I gasped as our bodies made contact, as I straddled him. He was wide, and God, so big that my legs stretched to accommodate him.
Up close, he was even more beautiful. Almost unreal. His features were perfect, his skin creamy and smooth.
His hands slipped under my sweater, fingers stroking the skin on my lower back. I shivered at the delicious rough texture of them.
When his lips touched my ear, I jumped. He let out a deep, low laugh.

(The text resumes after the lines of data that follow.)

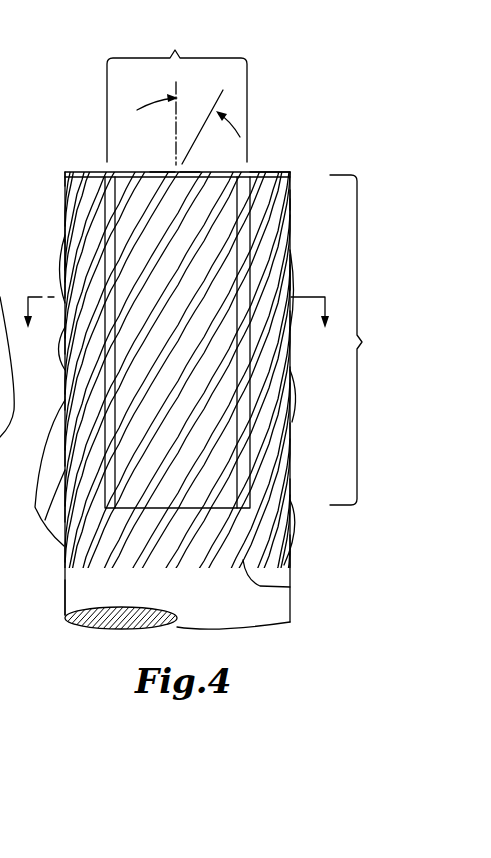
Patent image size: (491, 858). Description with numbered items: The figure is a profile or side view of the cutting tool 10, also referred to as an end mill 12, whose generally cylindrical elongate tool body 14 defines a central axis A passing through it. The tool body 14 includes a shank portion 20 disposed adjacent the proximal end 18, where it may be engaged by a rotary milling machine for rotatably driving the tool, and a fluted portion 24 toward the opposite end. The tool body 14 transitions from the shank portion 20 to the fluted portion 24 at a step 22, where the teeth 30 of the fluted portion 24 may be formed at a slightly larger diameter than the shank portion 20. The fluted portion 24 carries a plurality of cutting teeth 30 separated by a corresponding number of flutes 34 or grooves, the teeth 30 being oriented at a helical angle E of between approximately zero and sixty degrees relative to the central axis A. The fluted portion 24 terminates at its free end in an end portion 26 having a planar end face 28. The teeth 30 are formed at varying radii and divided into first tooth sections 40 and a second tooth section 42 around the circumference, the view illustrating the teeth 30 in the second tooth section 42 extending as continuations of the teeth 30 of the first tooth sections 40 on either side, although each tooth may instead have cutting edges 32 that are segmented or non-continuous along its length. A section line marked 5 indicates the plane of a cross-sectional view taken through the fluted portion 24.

The cutting tool 10 is at (200, 361).
The end mill 12 is at (266, 137).
The tool body 14 is at (299, 405).
The proximal end 18 is at (7, 314).
The shank portion 20 is at (290, 604).
The step 22 is at (290, 587).
The fluted portion 24 is at (292, 557).
The end portion 26 is at (288, 173).
The planar end face 28 is at (192, 165).
The teeth 30 is at (288, 277).
The cutting edge 32 is at (292, 412).
The flutes 34 is at (193, 230).
The first tooth sections 40 is at (63, 263).
The second tooth section 42 is at (251, 265).
The central axis A is at (176, 85).
The helical angle E is at (211, 127).
The section line 5- 5 is at (176, 327).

Butterflies whirled in my stomach at the sound. Even his laugh was sexy.
“Can’t stop thinking about you,” he murmured.
He dragged his lips from my ear to my jaw, inhaling long and deep. My hands gripped his arms, waiting, wanting him to keep going, wanting to feel what was going to happen next.
His hands left my back, gliding up my arms, gently securing both sides of my neck. His thumbs stroked the hollow of my throat. My head fell back as I savored his touch. Back and forth and back and forth on my pulse that had gone mad.
He leaned forward until his lips were almost touching the side of my mouth. Almost.
“Kara,” he whispered. “Won’t you kiss me?”